The total commercial real estate investment volume in Europe reached €43.4bn in Q1 2019, 21% below Q1 2018 result. This result is the lowest Q1 in five years, but still above the 10-year average. The 16 largest markets monitored within this report posted a 23% decrease compared to 2018, reaching €14.7bn.

 

The majority share of investment came from offices which increased (44%) despite a decrease in the absolute in volume quarter to quarter (- 14%). The retail segment experienced the strongest decrease (-43%) as investors are very cautious about this asset class. The industrial & Logistics investment volumes also followed a downward trend (-23%), but this remains a strong result considering the record level set by Q1 2018.

 

Following 2018 trends, investment in London continued to decrease (- 23%). Brexit uncertainties plus a lack of listings across the board, particularly in the >€100m segment contributed to lower volume. Central Paris (-30%) saw a decrease due to a lack of major transactions in the office and retail sectors, but the trend should change in the coming months. As expected, most of Germany's top locations experienced a strong decrease of 37% on average: -77% for Munich, -67% for Frankfurt, -61% for Hamburg. Berlin went against the trend by hitting a new all-time high (+78%) with the capital city showing again its attraction for domestic and international investors.
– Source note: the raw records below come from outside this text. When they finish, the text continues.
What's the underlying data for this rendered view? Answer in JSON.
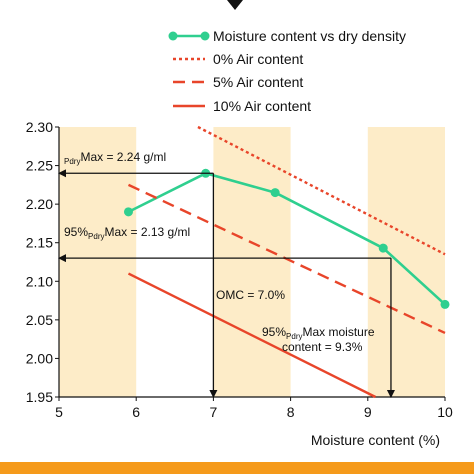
{
  "chart_data": {
    "type": "line",
    "xlabel": "Moisture content (%)",
    "ylabel": "",
    "xlim": [
      5,
      10
    ],
    "ylim": [
      1.95,
      2.3
    ],
    "x_ticks": [
      "5",
      "6",
      "7",
      "8",
      "9",
      "10"
    ],
    "y_ticks": [
      "2.30",
      "2.25",
      "2.20",
      "2.15",
      "2.10",
      "2.05",
      "2.00",
      "1.95"
    ],
    "grid": false,
    "legend_position": "top-right",
    "background_bands": {
      "color": "#fdecc8",
      "x_ranges": [
        [
          5,
          6
        ],
        [
          7,
          8
        ],
        [
          9,
          10
        ]
      ]
    },
    "series": [
      {
        "name": "Moisture content vs dry density",
        "style": "solid-markers",
        "color": "#2fcf8f",
        "x": [
          5.9,
          6.9,
          7.8,
          9.2,
          10.0
        ],
        "y": [
          2.19,
          2.24,
          2.215,
          2.143,
          2.07
        ]
      },
      {
        "name": "0% Air content",
        "style": "dotted",
        "color": "#e8452a",
        "x": [
          6.8,
          10.0
        ],
        "y": [
          2.3,
          2.135
        ]
      },
      {
        "name": "5% Air content",
        "style": "dashed",
        "color": "#e8452a",
        "x": [
          5.9,
          10.0
        ],
        "y": [
          2.225,
          2.033
        ]
      },
      {
        "name": "10% Air content",
        "style": "solid",
        "color": "#e8452a",
        "x": [
          5.9,
          9.1
        ],
        "y": [
          2.11,
          1.95
        ]
      }
    ],
    "guides": [
      {
        "from": [
          7.0,
          2.24
        ],
        "to": [
          5.0,
          2.24
        ],
        "arrow": "end"
      },
      {
        "from": [
          7.0,
          2.24
        ],
        "to": [
          7.0,
          1.95
        ],
        "arrow": "end"
      },
      {
        "from": [
          9.3,
          2.13
        ],
        "to": [
          5.0,
          2.13
        ],
        "arrow": "end"
      },
      {
        "from": [
          9.3,
          2.13
        ],
        "to": [
          9.3,
          1.95
        ],
        "arrow": "end"
      }
    ],
    "annotations": {
      "max_dry_density": {
        "prefix": "",
        "sub": "Pdry",
        "suffix": "Max = 2.24 g/ml"
      },
      "ninety_five_max": {
        "prefix": "95%",
        "sub": "Pdry",
        "suffix": "Max = 2.13 g/ml"
      },
      "omc": "OMC = 7.0%",
      "ninety_five_moisture_line1": {
        "prefix": "95%",
        "sub": "Pdry",
        "suffix": "Max moisture"
      },
      "ninety_five_moisture_line2": "content = 9.3%"
    }
  },
  "colors": {
    "accent_green": "#2fcf8f",
    "air_lines": "#e8452a",
    "band": "#fdecc8",
    "bottom_bar": "#f59a1b"
  }
}
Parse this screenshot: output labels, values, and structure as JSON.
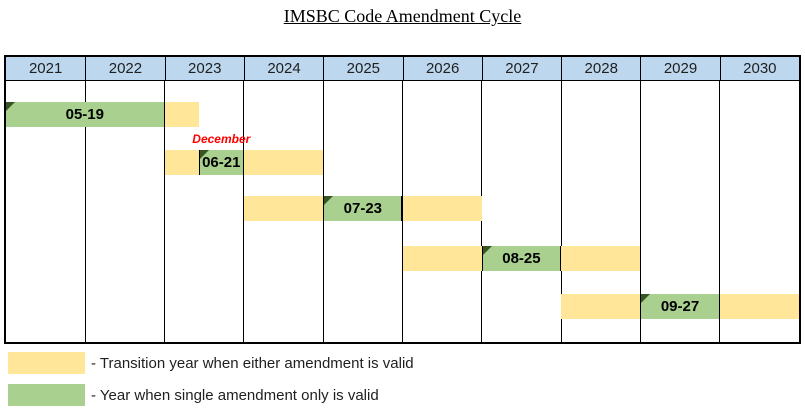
{
  "title": "IMSBC Code Amendment Cycle",
  "colors": {
    "transition": "#FFE699",
    "single_valid": "#A9D08E",
    "header_fill": "#BDD7EE",
    "marker_triangle": "#375623",
    "annotation_text": "#FF0000",
    "grid_border": "#000000"
  },
  "legend": {
    "items": [
      {
        "swatch": "transition",
        "label": "- Transition year when either amendment is valid"
      },
      {
        "swatch": "single_valid",
        "label": "- Year when single amendment only is valid"
      }
    ]
  },
  "chart_data": {
    "type": "gantt",
    "title": "IMSBC Code Amendment Cycle",
    "x_ticks": [
      "2021",
      "2022",
      "2023",
      "2024",
      "2025",
      "2026",
      "2027",
      "2028",
      "2029",
      "2030"
    ],
    "x_range": [
      2021,
      2031
    ],
    "grid": true,
    "legend_position": "bottom-left",
    "legend": [
      {
        "color": "#FFE699",
        "meaning": "Transition year when either amendment is valid"
      },
      {
        "color": "#A9D08E",
        "meaning": "Year when single amendment only is valid"
      }
    ],
    "rows": [
      {
        "amendment": "05-19",
        "segments": [
          {
            "kind": "single_valid",
            "from": 2021.0,
            "to": 2023.0
          },
          {
            "kind": "transition",
            "from": 2023.0,
            "to": 2023.43
          }
        ]
      },
      {
        "amendment": "06-21",
        "annotation": "December",
        "segments": [
          {
            "kind": "transition",
            "from": 2023.0,
            "to": 2023.43
          },
          {
            "kind": "single_valid",
            "from": 2023.43,
            "to": 2024.0
          },
          {
            "kind": "transition",
            "from": 2024.0,
            "to": 2025.0
          }
        ]
      },
      {
        "amendment": "07-23",
        "segments": [
          {
            "kind": "transition",
            "from": 2024.0,
            "to": 2025.0
          },
          {
            "kind": "single_valid",
            "from": 2025.0,
            "to": 2026.0
          },
          {
            "kind": "transition",
            "from": 2026.0,
            "to": 2027.0
          }
        ]
      },
      {
        "amendment": "08-25",
        "segments": [
          {
            "kind": "transition",
            "from": 2026.0,
            "to": 2027.0
          },
          {
            "kind": "single_valid",
            "from": 2027.0,
            "to": 2028.0
          },
          {
            "kind": "transition",
            "from": 2028.0,
            "to": 2029.0
          }
        ]
      },
      {
        "amendment": "09-27",
        "segments": [
          {
            "kind": "transition",
            "from": 2028.0,
            "to": 2029.0
          },
          {
            "kind": "single_valid",
            "from": 2029.0,
            "to": 2030.0
          },
          {
            "kind": "transition",
            "from": 2030.0,
            "to": 2031.0
          }
        ]
      }
    ]
  }
}
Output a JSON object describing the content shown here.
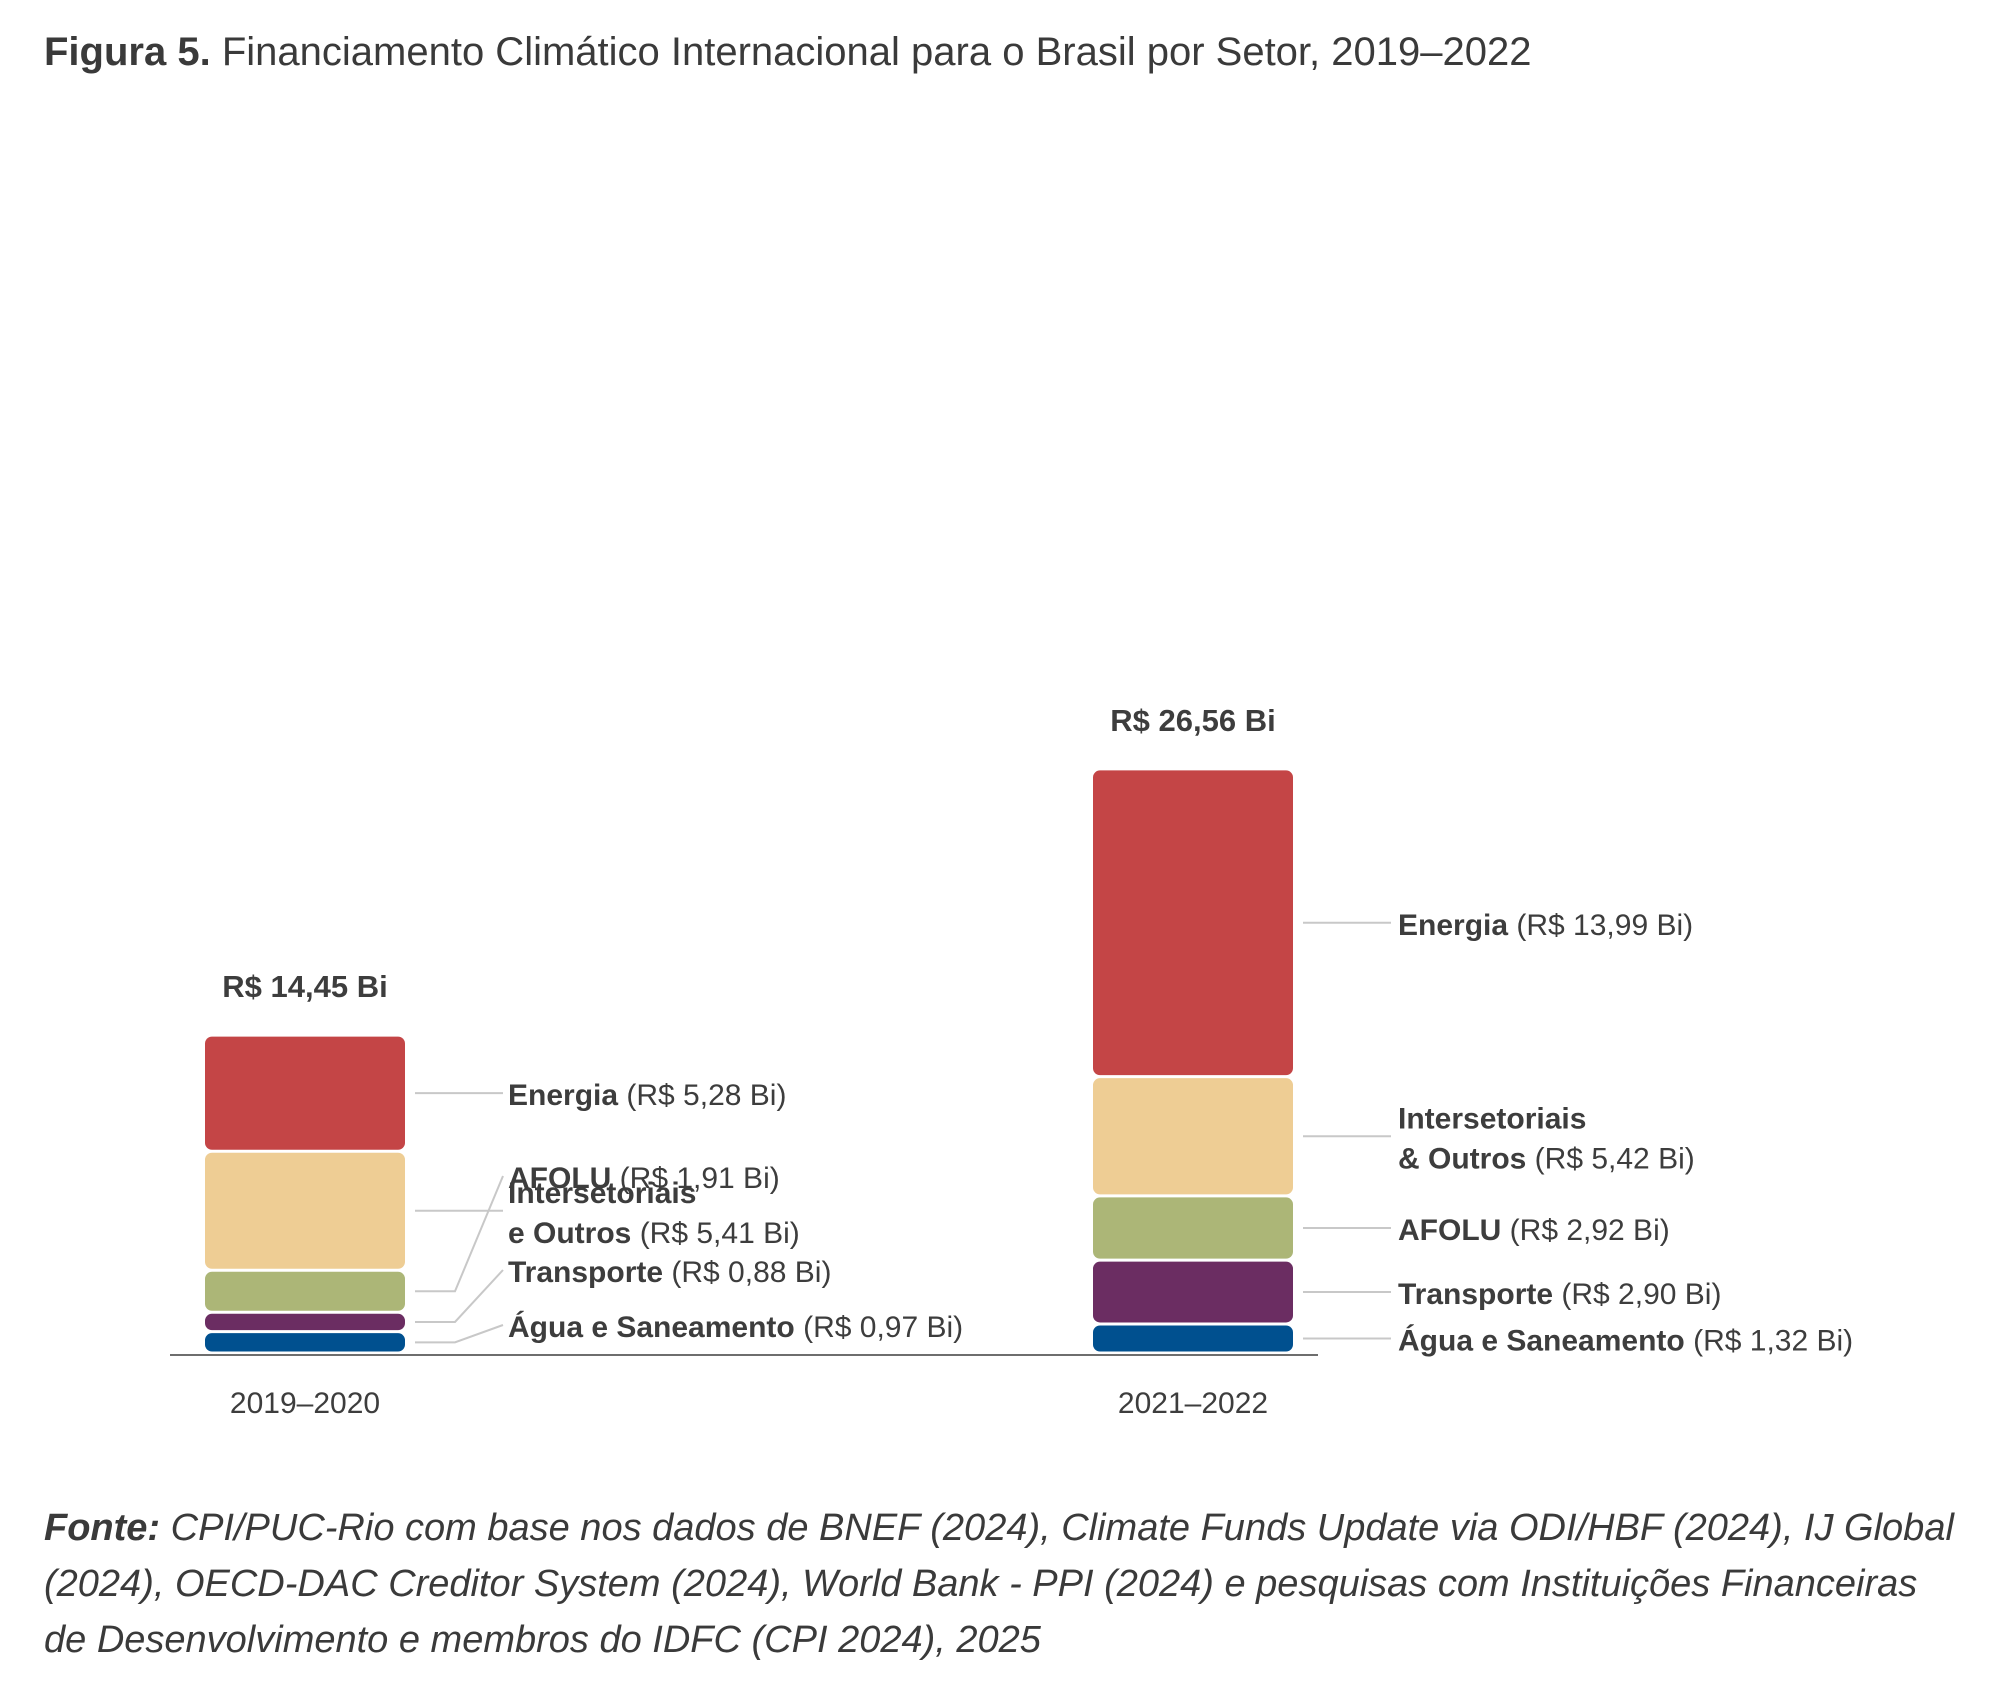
{
  "title": {
    "label": "Figura 5.",
    "text": "Financiamento Climático Internacional para o Brasil por Setor, 2019–2022"
  },
  "chart_data": {
    "type": "bar",
    "stacked": true,
    "categories": [
      "2019–2020",
      "2021–2022"
    ],
    "totals": [
      "R$ 14,45 Bi",
      "R$ 26,56 Bi"
    ],
    "total_values": [
      14.45,
      26.56
    ],
    "grid": false,
    "legend": "direct labels to the right of each bar",
    "series": [
      {
        "name": "Água e Saneamento",
        "color": "#00508f",
        "values": [
          0.97,
          1.32
        ],
        "labels": [
          {
            "bold": [
              "Água e Saneamento"
            ],
            "value": "(R$ 0,97 Bi)"
          },
          {
            "bold": [
              "Água e Saneamento"
            ],
            "value": "(R$ 1,32 Bi)"
          }
        ]
      },
      {
        "name": "Transporte",
        "color": "#6b2d62",
        "values": [
          0.88,
          2.9
        ],
        "labels": [
          {
            "bold": [
              "Transporte"
            ],
            "value": "(R$ 0,88 Bi)"
          },
          {
            "bold": [
              "Transporte"
            ],
            "value": "(R$ 2,90 Bi)"
          }
        ]
      },
      {
        "name": "AFOLU",
        "color": "#acb677",
        "values": [
          1.91,
          2.92
        ],
        "labels": [
          {
            "bold": [
              "AFOLU"
            ],
            "value": "(R$ 1,91 Bi)"
          },
          {
            "bold": [
              "AFOLU"
            ],
            "value": "(R$ 2,92 Bi)"
          }
        ]
      },
      {
        "name": "Intersetoriais e Outros",
        "color": "#eecd94",
        "values": [
          5.41,
          5.42
        ],
        "labels": [
          {
            "bold": [
              "Intersetoriais",
              "e Outros"
            ],
            "value": "(R$ 5,41 Bi)"
          },
          {
            "bold": [
              "Intersetoriais",
              "& Outros"
            ],
            "value": "(R$ 5,42 Bi)"
          }
        ]
      },
      {
        "name": "Energia",
        "color": "#c44546",
        "values": [
          5.28,
          13.99
        ],
        "labels": [
          {
            "bold": [
              "Energia"
            ],
            "value": "(R$ 5,28 Bi)"
          },
          {
            "bold": [
              "Energia"
            ],
            "value": "(R$ 13,99 Bi)"
          }
        ]
      }
    ]
  },
  "source": {
    "label": "Fonte:",
    "text": "CPI/PUC-Rio com base nos dados de BNEF (2024), Climate Funds Update via ODI/HBF (2024), IJ Global (2024), OECD-DAC Creditor System (2024), World Bank - PPI (2024) e pesquisas com Instituições Financeiras de Desenvolvimento e membros do IDFC (CPI 2024), 2025"
  }
}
The Brussels market (-60%) which represents almost half the volume invested in Belgium, experienced sharp decline. Madrid’s investment market result is above Q1 2018 (+14%) with the end-of-year prospects for the city very positive. A strong decrease occurred in Amsterdam (-32%) although major office deals should be closed in the coming months that will see the volume total increase again. Dublin’s investment market experienced a decline of 31% despite the sale of Charlemont Exchange for €145m. Vienna recorded a slight decrease (-9%), though the Q1 total is still significantly above the 5-year average. Milan’s investment market experienced its second-best start to the year in 10 years (+93%), a result mainly due to activity in the office sector. Lisbon’s market was stable (-3%) and dominated by office buildings located in the CBD. Investment in Prague more than doubled compared to Q1 2018, but the rest of the year should be calmer due to a lack of products. Luxembourg’s market declined (-69%) with activity exclusively comprised of office deals. Warsaw starts the year with a strong performance (+105%) mainly due to the office segment.

 

After reaching historically low levels in 2018, most property yields have stabilized with the only exception being Prague (4.50%). The most expensive markets are found in Germany: Berlin’s prime office yield remained at 2.70%, followed by Munich (2.80%) and Frankfurt (2.95%). Paris comes after with a 3.00% prime office yield. The highest prime office yield is found in Warsaw (4.75%).